* Shell scraps scrip dividend after nearly 3 years
* Company raises cashflow forecasts
* Shares up nearly 3 percent (Recasts, adds details, investor comment, shares)
LONDON, Nov 28 (Reuters) - Royal Dutch Shell will return to paying pure cash dividends and step up its investment in cleaner energy as it turns a corner after more than two years of cost cuts and disposals prompted by weak oil prices.
Shell Chief Executive Officer Ben van Beurden sought to strike a balance between reassuring investors it can increase returns in its core fossil fuel business during an "era of volatility" in oil prices while preparing to step up investments in renewables.
The Anglo-Dutch company said it will abolish its scrip dividend, through which investors can opt to receive dividends in shares or cash, in the fourth quarter of 2017.
The scheme was introduced in early 2015 to help preserve cash after oil prices fell by more than half from over $100 a barrel and the company bought BG Group in a $54 billion deal.
Shell's shares were trading 2.8 percent higher at 1020 GMT, compared with a 1.1 percent increase in the broader European energy index.
BP had pipped its rivals when announcing last month that it would resume share buybacks in the fourth quarter in order to offset the dilutive effect of the scrip dividend. Norway's Statoil has also eliminated its scrip dividend.
Simon Gergel, UK Chief Investment Officer at Allianz Global Investors welcomed the removal of scrip dividend "which reflects their improving cash generation profile."
BUYBACKS ON AGENDA
With lower debt, oil prices above $60 a barrel and progress in asset sales, pressure has mounted on Shell to remove the scrip and launch a share buyback program.
Shell's dividend payouts in the 12 months to September amounted to $15 billion, with scrip accounting for around a quarter.
In a strategy update, the company reiterated its plans to buy back $25 billion of shares between 2017 and 2020 in order to offset the dilutive effect of the scrip and its acquisition of BG Group.

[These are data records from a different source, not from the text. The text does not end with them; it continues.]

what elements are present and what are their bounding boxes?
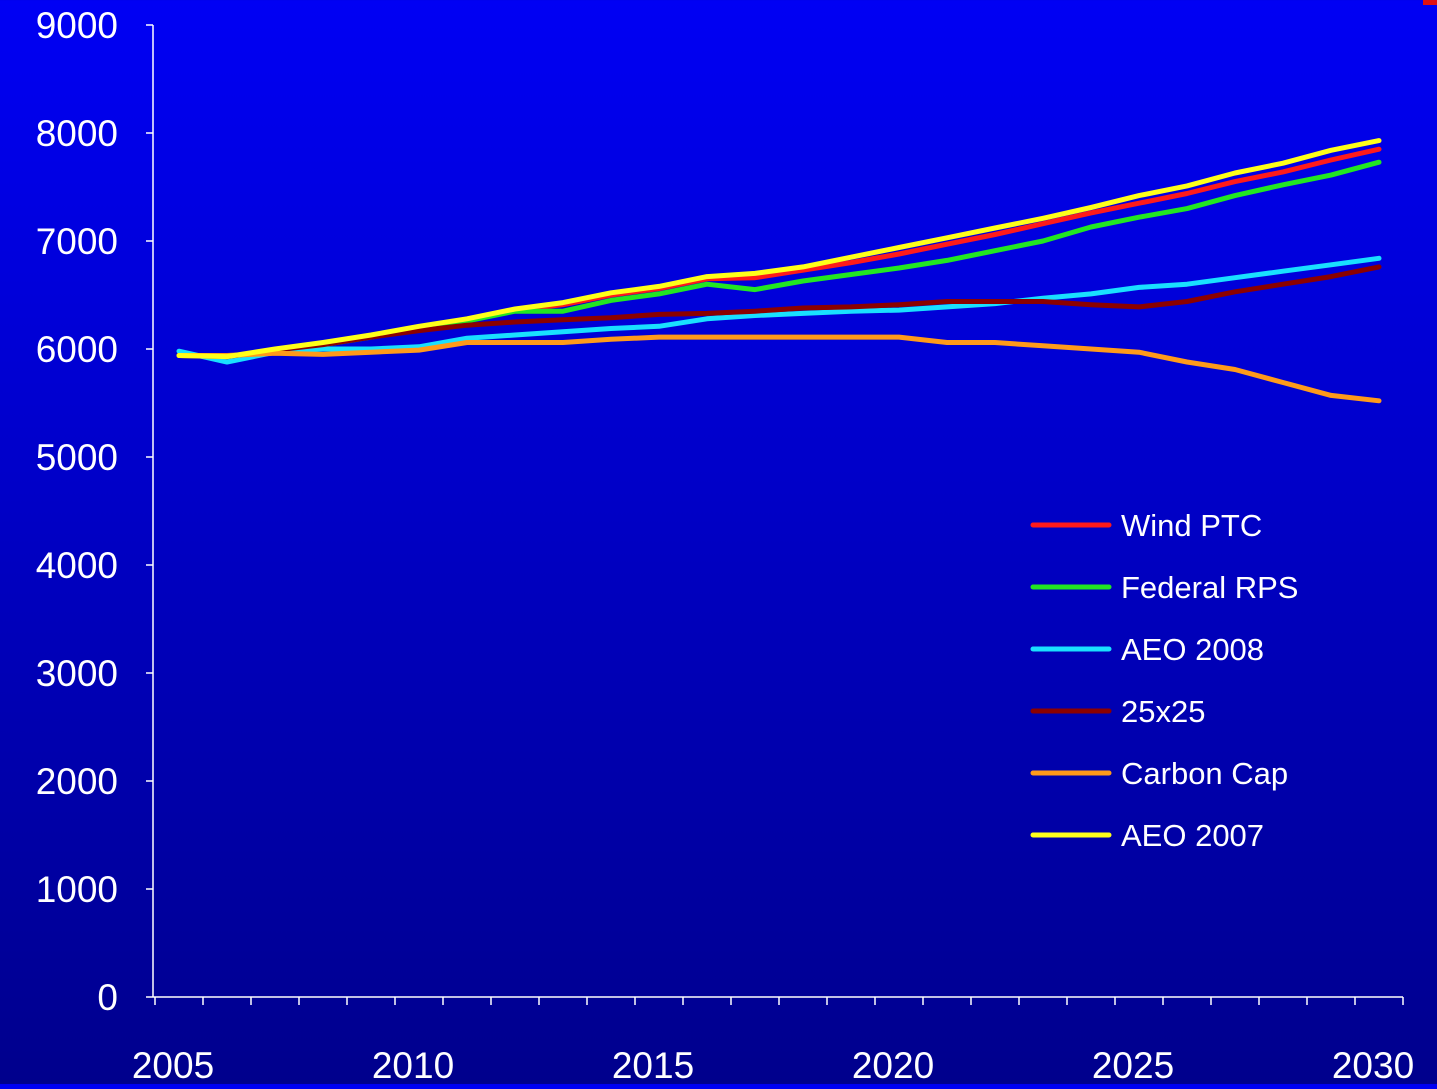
legend-label: AEO 2008	[1121, 632, 1264, 667]
x-tick-label: 2010	[372, 1045, 454, 1084]
legend-item-aeo-2008: AEO 2008	[1030, 632, 1264, 667]
series-lines	[176, 138, 1382, 404]
legend-item-carbon-cap: Carbon Cap	[1030, 756, 1288, 791]
y-tick-label: 8000	[36, 113, 118, 154]
y-tick-label: 3000	[36, 653, 118, 694]
x-tick-label: 2015	[612, 1045, 694, 1084]
series-line-aeo-2008	[176, 255, 1382, 365]
y-tick-label: 1000	[36, 869, 118, 910]
y-tick-label: 2000	[36, 761, 118, 802]
y-tick-label: 5000	[36, 437, 118, 478]
x-tick-label: 2025	[1092, 1045, 1174, 1084]
x-tick-label: 2020	[852, 1045, 934, 1084]
x-tick-label: 2030	[1332, 1045, 1414, 1084]
y-tick-label: 7000	[36, 221, 118, 262]
series-line-carbon-cap	[176, 334, 1382, 404]
legend-label: Carbon Cap	[1121, 756, 1288, 791]
y-tick-label: 6000	[36, 329, 118, 370]
y-tick-label: 0	[97, 977, 118, 1018]
series-line-aeo-2007	[176, 138, 1382, 360]
corner-mark	[1423, 0, 1437, 5]
legend-label: Federal RPS	[1121, 570, 1298, 605]
legend-label: AEO 2007	[1121, 818, 1264, 853]
axes: 0 1000 2000 3000 4000 5000 6000 7000 8000 9000 200…	[36, 5, 1414, 1086]
legend: Wind PTC Federal RPS AEO 2008 25x25 Carbon C…	[1030, 508, 1298, 853]
legend-label: 25x25	[1121, 694, 1205, 729]
legend-item-federal-rps: Federal RPS	[1030, 570, 1298, 605]
legend-item-wind-ptc: Wind PTC	[1030, 508, 1262, 543]
legend-item-25x25: 25x25	[1030, 694, 1205, 729]
legend-label: Wind PTC	[1121, 508, 1262, 543]
y-tick-label: 9000	[36, 5, 118, 46]
y-tick-label: 4000	[36, 545, 118, 586]
x-tick-label: 2005	[132, 1045, 214, 1084]
legend-item-aeo-2007: AEO 2007	[1030, 818, 1264, 853]
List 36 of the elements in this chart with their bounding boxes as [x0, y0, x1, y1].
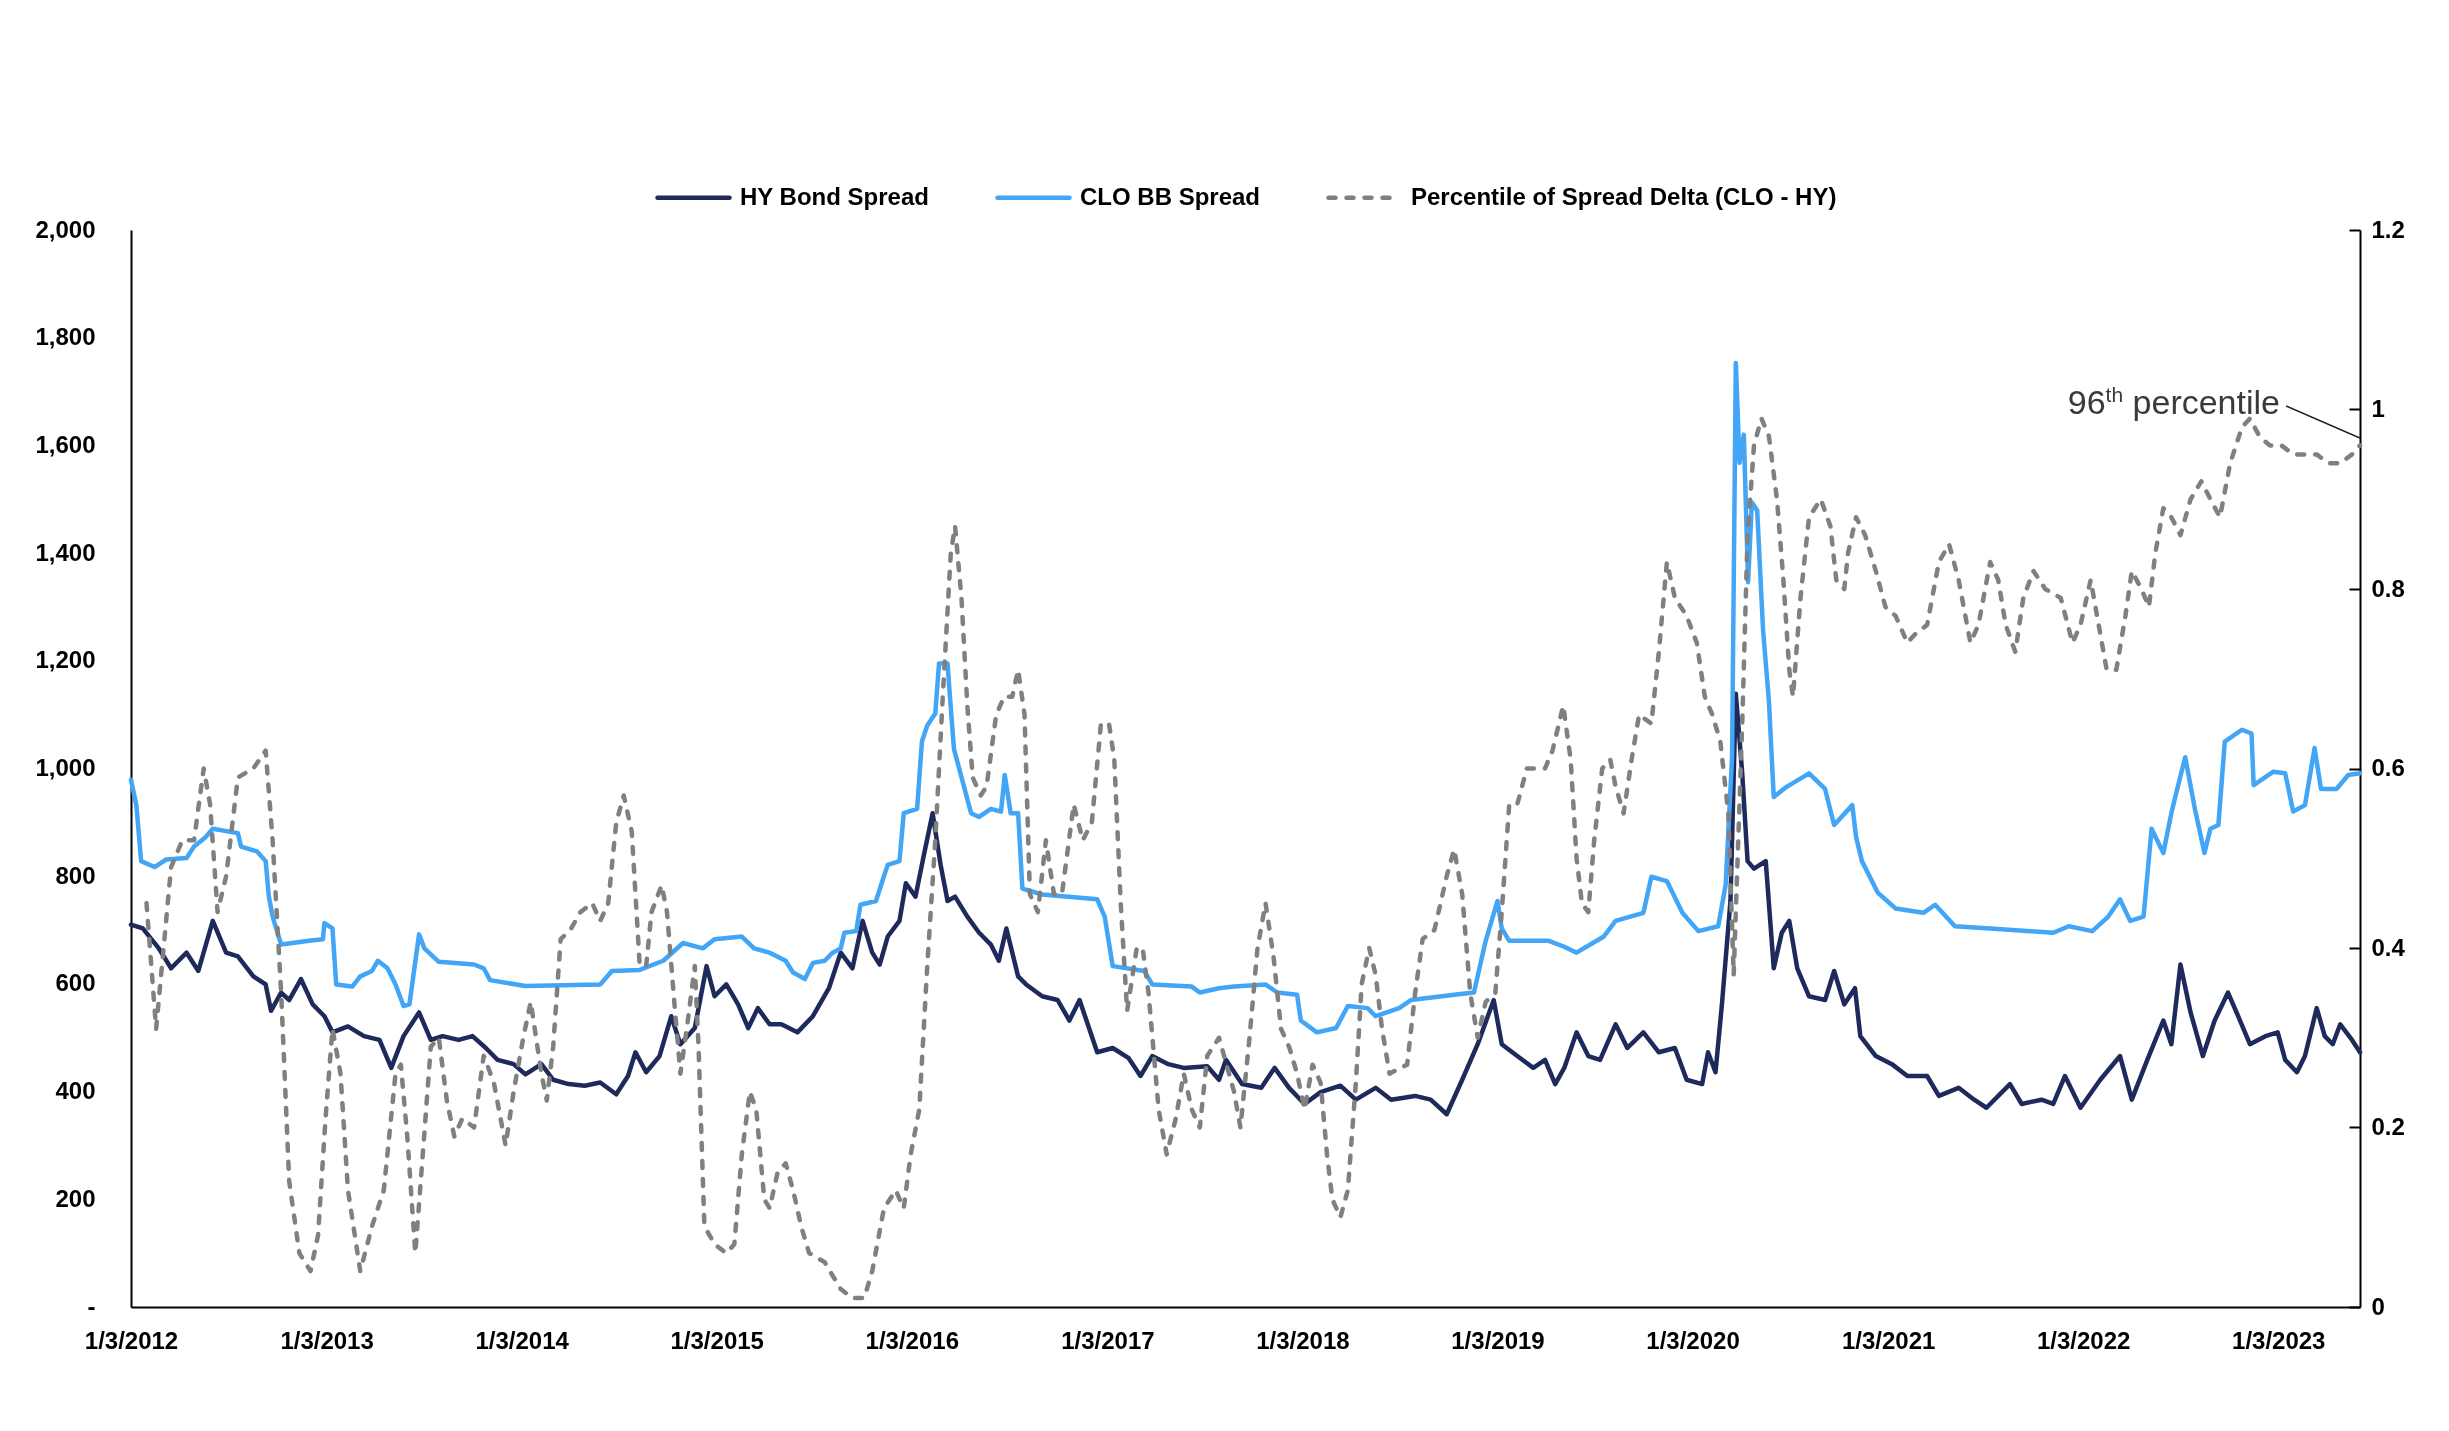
y-tick-label: 1,800: [35, 323, 96, 351]
x-tick-label: 1/3/2022: [2036, 1326, 2131, 1354]
y2-tick-label: 0.4: [2371, 933, 2406, 961]
y2-tick-label: 1: [2371, 395, 2385, 422]
x-tick-label: 1/3/2016: [865, 1326, 959, 1354]
x-tick-label: 1/3/2014: [475, 1326, 570, 1354]
y2-tick-label: 0.6: [2371, 754, 2405, 781]
x-tick-label: 1/3/2021: [1841, 1326, 1936, 1354]
y-tick-label: 1,400: [35, 538, 96, 566]
y2-tick-label: 0.2: [2371, 1113, 2405, 1140]
y-tick-label: 600: [55, 969, 96, 997]
y-tick-label: 400: [55, 1077, 96, 1105]
y-tick-label: 2,000: [35, 215, 96, 243]
y2-tick-label: 1.2: [2371, 215, 2405, 243]
y-tick-label: 800: [55, 861, 96, 889]
legend-label: HY Bond Spread: [740, 182, 929, 210]
y2-tick-label: 0.8: [2371, 574, 2405, 602]
y-tick-label: -: [87, 1292, 96, 1320]
line-series: [128, 691, 2363, 1117]
y-tick-label: 1,200: [35, 646, 96, 674]
x-tick-label: 1/3/2020: [1646, 1326, 1740, 1354]
legend-label: CLO BB Spread: [1080, 182, 1261, 210]
annotation: 96$^{th}$ percentile: [2067, 382, 2280, 422]
y-tick-label: 1,000: [35, 754, 96, 781]
x-tick-label: 1/3/2019: [1451, 1326, 1545, 1354]
y2-tick-label: 0: [2371, 1292, 2385, 1320]
legend-label: Percentile of Spread Delta (CLO - HY): [1411, 182, 1837, 210]
x-tick-label: 1/3/2018: [1256, 1326, 1350, 1354]
x-tick-label: 1/3/2012: [84, 1326, 179, 1354]
y-tick-label: 200: [55, 1184, 96, 1212]
line-series: [128, 360, 2363, 1035]
x-tick-label: 1/3/2017: [1061, 1326, 1155, 1354]
x-tick-label: 1/3/2015: [670, 1326, 764, 1354]
x-tick-label: 1/3/2023: [2232, 1326, 2326, 1354]
x-tick-label: 1/3/2013: [280, 1326, 374, 1354]
y-tick-label: 1,600: [35, 430, 96, 458]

It did not specify a time to start the program.
Shell also raised its cash flow outlook to $30 billion from $25 billion by 2020, assuming an oil price of $60 a barrel.
Shell was able to sharply increase revenue in recent quarters thanks to deep cost cuts, thousands of layoffs and asset sales, adapting its operations to make profit at oil prices of $50 a barrel and to cover its dividend payouts.
Shell, which has bet largely on a growing demand for natural gas in the transition to cleaner energy, also set out ambitious targets to reduce its carbon footprint.
It raised planned investment in its new energies division which focuses on renewables and low carbon technologies to $1-2 billion until 2020 from the current $1 billion.
"We have to start somewhere and we have to build a platform that can participate and grow actively in further electrifying the world," van Beurden told reporters.
The company, which has made a number of investments in electric vehicle technology in recent months, said it will aim to reduce emissions of greenhouse gases by 20 percent by 2035 and by half in 2050.
The targets will be expanded to include all of Shell's operations as well as emissions from products consumed by consumers which Shell has so far resisted, van Beurden said.
The new energies division is planned to be one of Shell's main growth engines after 2020 and generate returns of 8 to 9 percent, Chief Financial Officer Jessica Uhl said.
Shell said that its vast $30 billion asset disposal program, aimed at reducing debt following the BG Group deal, was nearly achieved one year ahead of target, with $23 billion completed, $2 billion announced and another $5 billion at an advanced stage of progress.
The company will continue divestments at a rate of $5 billion per year once the target is reached until at least 2020.
As a result of the divestments and cost savings, the company's target of reducing its debt-to-equity ratio to 20 percent was "in sight." It stood at 25.4 percent at the end of September.
Shell maintained its capital expenditure forecasts at $25 billion to $30 billion per year until the end of the decade.